While Spaatz did not announce that prospect, he harbored the same hope, and both he and LeMay could claim that their bomb­ing had a tangential connection to industrial capability. Yet Spaatz knew that his radar-directed area attacks missed most of the fac­tories that he targeted, and LeMay knew that his low-level area raids hit the parts of Japanese cities contributing the least to the war effort in terms of industrial production. For both, achieving rapid results had become the overriding concern, and brute force became the methodology to assure speed.

The enormous bomb tonnages, aimed at urban areas, ably sup­ported the overarching political objective of unconditional surren­der, while against the Japanese, the desire for retribution further condoned area attacks. As long as the Japanese (and the Germans) refused to yield, they would pay an indelible price. Roosevelt be­lieved that memories of such destruction would help dissuade the Axis populations from pursuing future war.131 Against the Japa­nese, American airmen generally reflected the sentiments of most Americans and felt little compassion for an enemy that they in­creasingly viewed as treacherous.132 By early 1945, the American public had learned of atrocities that the Japanese had commit­ted against captured American troops in the Philippines, which heightened the hunger for revenge that had emanated from Pearl Harbor.

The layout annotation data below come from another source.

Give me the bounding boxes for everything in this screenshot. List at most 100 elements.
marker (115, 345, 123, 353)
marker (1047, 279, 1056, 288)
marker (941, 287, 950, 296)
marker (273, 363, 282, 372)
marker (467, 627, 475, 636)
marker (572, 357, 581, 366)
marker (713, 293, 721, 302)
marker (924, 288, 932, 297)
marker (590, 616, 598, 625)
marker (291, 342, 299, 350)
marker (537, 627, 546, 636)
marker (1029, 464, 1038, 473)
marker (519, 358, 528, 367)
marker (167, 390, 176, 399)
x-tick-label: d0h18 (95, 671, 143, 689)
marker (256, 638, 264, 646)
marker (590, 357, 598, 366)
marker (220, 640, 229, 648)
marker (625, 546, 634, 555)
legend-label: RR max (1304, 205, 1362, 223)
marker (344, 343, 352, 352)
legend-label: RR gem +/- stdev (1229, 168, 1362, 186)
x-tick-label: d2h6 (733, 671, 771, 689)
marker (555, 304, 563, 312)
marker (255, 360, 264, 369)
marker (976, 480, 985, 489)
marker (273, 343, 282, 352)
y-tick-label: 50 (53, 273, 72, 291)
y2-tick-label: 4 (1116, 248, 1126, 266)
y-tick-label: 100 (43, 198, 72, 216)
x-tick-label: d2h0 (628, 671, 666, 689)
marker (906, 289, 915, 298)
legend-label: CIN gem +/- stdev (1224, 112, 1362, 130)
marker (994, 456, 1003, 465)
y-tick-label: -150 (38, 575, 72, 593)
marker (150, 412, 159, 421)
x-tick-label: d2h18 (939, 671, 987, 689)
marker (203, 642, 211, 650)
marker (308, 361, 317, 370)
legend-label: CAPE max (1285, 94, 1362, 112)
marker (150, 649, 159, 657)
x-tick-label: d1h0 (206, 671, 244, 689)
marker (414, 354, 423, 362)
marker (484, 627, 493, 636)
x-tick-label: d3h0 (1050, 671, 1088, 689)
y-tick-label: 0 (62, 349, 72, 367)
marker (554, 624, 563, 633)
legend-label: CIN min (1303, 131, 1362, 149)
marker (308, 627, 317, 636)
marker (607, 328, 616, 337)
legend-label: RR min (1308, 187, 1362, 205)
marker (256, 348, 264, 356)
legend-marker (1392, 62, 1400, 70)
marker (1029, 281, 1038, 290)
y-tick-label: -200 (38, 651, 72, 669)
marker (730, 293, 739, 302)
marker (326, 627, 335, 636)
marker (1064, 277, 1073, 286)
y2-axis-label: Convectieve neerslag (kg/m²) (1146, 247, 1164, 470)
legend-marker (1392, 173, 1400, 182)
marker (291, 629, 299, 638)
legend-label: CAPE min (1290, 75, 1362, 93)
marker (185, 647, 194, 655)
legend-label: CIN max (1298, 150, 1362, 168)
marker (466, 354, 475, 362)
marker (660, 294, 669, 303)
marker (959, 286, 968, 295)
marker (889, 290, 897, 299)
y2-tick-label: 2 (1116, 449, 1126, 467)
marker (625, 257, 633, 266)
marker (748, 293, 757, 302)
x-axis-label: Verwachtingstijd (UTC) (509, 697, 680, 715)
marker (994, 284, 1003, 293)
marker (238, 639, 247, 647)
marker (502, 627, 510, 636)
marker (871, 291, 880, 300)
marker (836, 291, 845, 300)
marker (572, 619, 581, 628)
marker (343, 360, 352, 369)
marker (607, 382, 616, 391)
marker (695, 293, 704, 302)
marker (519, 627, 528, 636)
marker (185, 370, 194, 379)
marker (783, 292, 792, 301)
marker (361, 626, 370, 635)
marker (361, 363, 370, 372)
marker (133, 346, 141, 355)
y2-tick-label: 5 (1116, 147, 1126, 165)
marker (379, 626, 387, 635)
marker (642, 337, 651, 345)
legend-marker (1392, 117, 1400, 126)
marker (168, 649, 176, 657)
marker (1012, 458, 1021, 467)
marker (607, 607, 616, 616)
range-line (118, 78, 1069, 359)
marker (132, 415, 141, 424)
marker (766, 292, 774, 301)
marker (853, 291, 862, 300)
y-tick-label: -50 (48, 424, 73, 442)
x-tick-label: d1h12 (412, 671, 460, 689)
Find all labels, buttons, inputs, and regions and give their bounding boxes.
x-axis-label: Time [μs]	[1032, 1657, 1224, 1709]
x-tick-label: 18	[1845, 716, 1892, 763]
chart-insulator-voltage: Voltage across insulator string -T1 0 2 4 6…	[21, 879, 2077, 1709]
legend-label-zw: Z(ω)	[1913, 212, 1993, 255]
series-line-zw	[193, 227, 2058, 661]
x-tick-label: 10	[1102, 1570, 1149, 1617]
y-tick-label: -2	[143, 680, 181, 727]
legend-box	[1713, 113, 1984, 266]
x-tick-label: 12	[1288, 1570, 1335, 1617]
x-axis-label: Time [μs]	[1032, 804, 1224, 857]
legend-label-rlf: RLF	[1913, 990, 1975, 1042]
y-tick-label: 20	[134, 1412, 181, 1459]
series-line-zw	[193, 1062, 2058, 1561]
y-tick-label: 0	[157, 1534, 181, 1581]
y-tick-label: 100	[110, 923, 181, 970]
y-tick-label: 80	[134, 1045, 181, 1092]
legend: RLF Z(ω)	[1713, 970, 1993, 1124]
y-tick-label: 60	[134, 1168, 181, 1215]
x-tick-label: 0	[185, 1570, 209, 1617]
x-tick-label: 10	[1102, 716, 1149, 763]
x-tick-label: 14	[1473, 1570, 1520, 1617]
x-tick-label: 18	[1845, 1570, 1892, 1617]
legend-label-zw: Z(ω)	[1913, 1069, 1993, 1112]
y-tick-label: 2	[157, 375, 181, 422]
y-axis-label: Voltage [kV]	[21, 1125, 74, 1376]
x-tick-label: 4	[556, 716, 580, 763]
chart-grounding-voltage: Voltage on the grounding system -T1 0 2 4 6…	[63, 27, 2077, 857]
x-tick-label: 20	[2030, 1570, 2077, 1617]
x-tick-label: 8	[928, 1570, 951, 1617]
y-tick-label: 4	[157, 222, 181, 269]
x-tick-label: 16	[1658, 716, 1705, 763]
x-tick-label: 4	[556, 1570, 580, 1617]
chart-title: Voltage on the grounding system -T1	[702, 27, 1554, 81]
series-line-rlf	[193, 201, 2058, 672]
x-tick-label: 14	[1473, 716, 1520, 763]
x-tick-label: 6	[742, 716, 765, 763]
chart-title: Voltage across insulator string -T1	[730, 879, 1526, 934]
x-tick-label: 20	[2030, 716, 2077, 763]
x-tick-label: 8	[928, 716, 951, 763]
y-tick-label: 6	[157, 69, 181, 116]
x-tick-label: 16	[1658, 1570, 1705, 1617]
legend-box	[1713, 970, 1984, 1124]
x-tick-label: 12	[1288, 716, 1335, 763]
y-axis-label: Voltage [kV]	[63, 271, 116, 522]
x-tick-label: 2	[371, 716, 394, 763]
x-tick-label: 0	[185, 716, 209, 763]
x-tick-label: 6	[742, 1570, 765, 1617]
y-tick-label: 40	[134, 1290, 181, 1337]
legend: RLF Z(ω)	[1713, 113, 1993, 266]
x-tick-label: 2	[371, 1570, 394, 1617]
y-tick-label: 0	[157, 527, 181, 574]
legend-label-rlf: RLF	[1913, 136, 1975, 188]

Kamikaze attacks that began at Leyte Gulf in October 1944 also intensified the call for retribution. Arnold, who visited the Philippines in June 1945, noted in his diary: “There is no feeling of sparing any Japs here, men, women or children: gas, fire, any­thing to exterminate the entire race exemplifies the feeling.”133 Rosy O’Donnell wrote LeMay a week after the war ended that his service in XXI Bomber Command “gave me an opportunity, not only to repay the humiliating experience which I suffered at the hands of the Japs in the early days of hostilities, but also to put in a lick for the many fine men who were not so fortunate in get­ting out of their clutches.”134 The priority on quickly ending the war to save Allied lives meshed well with the desire for revenge. Yet even without the yearning for retribution, the emphasis on achieving rapid results with air power, when combined with the goal of unconditional surrender, virtually guaranteed the devas­tation of an urbanized, militaristic society that viewed the war as a righteous endeavor.